There are those who would dismiss the fact that Turnbull is lying as mere politics and say hey, all politicians are liars. Sure. Both these responses are a reasonable reading of the situation.

But here is the problem. The Governor General cited the Prime Ministerial reasons for requesting that he recall Parliament in the Parliament, during the pomp and circumstance of proroguing the Parliament. His speech included the false claims regarding productivity, claims from which the the Productivity Commission has distanced itself.

Whether it is in the grand tradition of liberal democracy to politicise supposedly neutral offices, or for the head of state to mislead the parliament, is obviously up for debate. I would tend towards a yes stance here. We are talking about a system of government that simultaneously produced the doctrine of separation of powers while making the highest court in the empire a subset of an unelected upper house comprised of landed gentry. This is neither liberal nor democratic and it certainly indicates that nothing is above politics or immune from the power of incumbency.

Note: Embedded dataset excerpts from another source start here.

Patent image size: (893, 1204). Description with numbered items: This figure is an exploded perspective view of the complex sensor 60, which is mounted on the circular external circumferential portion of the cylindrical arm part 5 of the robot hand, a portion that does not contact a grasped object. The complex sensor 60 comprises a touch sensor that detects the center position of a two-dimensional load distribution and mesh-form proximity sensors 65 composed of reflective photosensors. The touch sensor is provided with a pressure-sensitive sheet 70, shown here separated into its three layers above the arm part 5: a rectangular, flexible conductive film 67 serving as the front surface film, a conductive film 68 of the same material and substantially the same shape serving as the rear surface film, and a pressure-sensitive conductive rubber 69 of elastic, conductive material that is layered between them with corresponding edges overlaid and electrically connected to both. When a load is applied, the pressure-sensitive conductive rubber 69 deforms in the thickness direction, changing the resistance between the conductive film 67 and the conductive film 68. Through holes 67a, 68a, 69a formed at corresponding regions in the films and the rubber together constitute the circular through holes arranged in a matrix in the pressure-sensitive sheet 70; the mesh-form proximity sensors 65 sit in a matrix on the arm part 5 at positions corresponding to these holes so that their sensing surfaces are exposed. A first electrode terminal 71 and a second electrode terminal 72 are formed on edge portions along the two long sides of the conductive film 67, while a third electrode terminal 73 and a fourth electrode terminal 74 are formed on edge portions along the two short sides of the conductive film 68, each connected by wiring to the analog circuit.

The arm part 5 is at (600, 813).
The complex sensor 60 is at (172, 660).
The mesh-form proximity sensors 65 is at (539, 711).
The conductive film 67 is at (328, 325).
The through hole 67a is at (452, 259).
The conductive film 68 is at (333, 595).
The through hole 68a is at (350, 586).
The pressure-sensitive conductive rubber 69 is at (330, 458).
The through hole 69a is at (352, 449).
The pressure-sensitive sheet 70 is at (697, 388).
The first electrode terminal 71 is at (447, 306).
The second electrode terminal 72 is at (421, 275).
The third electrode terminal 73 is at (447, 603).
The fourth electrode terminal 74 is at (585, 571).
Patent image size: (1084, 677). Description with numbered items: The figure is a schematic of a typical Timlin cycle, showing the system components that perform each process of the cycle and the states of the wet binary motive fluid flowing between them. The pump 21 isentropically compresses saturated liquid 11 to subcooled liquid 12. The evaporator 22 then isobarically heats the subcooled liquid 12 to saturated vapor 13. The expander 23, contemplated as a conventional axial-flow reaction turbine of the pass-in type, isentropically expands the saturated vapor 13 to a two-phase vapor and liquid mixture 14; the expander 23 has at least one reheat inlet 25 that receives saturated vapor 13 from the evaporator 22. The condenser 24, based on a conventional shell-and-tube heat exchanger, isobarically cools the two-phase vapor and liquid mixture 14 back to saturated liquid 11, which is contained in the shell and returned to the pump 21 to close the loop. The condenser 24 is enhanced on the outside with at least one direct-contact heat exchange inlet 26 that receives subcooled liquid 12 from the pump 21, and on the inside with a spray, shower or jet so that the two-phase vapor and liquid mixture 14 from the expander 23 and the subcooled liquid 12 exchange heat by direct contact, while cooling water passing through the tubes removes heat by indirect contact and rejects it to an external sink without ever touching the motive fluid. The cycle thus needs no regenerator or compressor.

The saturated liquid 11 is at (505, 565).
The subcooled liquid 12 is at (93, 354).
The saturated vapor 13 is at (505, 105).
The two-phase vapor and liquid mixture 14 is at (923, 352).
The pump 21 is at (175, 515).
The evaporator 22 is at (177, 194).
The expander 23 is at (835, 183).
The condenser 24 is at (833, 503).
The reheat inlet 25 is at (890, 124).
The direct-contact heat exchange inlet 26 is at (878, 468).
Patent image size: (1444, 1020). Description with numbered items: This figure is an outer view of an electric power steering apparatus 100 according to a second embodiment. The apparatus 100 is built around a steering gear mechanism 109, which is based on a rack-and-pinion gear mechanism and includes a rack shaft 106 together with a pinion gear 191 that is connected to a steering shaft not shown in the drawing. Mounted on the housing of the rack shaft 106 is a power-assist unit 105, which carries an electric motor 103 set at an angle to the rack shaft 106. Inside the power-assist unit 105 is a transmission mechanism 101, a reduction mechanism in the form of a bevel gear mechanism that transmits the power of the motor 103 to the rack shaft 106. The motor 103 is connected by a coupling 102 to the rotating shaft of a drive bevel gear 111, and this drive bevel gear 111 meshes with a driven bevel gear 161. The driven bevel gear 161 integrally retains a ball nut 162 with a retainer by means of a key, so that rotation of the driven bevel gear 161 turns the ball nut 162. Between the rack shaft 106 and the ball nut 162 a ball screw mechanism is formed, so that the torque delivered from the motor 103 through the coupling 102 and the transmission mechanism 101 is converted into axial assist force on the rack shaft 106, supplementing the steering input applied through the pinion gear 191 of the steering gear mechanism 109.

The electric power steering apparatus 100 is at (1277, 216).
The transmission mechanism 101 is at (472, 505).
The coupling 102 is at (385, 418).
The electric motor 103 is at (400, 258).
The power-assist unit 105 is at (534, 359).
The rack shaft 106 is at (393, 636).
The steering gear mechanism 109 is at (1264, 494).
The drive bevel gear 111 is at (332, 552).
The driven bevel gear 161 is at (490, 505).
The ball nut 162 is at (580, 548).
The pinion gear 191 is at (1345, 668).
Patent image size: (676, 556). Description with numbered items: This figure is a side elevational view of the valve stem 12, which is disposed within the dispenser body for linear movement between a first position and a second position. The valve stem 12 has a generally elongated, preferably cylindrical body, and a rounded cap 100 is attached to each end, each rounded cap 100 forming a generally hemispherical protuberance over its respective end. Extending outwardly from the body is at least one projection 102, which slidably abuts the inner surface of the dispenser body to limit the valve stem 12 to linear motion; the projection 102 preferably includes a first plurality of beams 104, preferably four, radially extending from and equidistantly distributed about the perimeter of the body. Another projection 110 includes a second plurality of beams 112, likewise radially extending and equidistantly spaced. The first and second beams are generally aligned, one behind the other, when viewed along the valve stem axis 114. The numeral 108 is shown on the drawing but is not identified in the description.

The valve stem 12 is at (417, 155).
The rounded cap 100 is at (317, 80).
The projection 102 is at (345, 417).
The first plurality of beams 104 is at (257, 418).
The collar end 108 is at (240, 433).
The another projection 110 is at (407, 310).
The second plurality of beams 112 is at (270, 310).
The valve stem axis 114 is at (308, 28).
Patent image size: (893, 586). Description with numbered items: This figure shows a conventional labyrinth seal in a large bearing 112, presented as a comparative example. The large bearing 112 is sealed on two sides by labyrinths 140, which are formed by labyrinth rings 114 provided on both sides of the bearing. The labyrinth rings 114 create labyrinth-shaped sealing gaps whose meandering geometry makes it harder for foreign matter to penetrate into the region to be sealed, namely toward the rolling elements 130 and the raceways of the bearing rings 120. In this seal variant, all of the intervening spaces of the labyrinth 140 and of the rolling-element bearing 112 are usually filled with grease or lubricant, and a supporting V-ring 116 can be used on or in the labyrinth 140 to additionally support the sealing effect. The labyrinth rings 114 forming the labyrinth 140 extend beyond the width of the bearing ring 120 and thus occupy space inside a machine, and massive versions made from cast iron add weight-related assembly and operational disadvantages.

Either way, the facts remain. The Prime Minister has relied on disproven claims for a belief he says the Government holds. He has politicised the office of the Governor General. He has upheld the longstanding tradition of deploying the power of incumbency for personal political ambition. 

The next day, Turnbull was citing his "strong expectation" there will be a double dissolution election on 2 July — and maybe there will be. Is he a big strong man in contrast to that wishy washy opposition? Like a big daddy sort of thing?

The concerns of the commentariat then became the risks for the Prime Minister and his strategy — risks that Turnbull imposed on himself. Recall this grandiose double dissolution announcement – once he had secured Senate voting reforms favourable to his party – was hailed as a bold constitutional manoeuvre, nay, Turnbullesque.

Here is what that adjective means: to say or do anything for power, no matter how narcissistic or false, no matter what abuse of incumbency and voting reforms and politicisation of a supposedly neutral institution. And above all else, to desperately project a public image of competent masculinity, while in the backrooms an unruly family of spoilt brats squabble among themselves.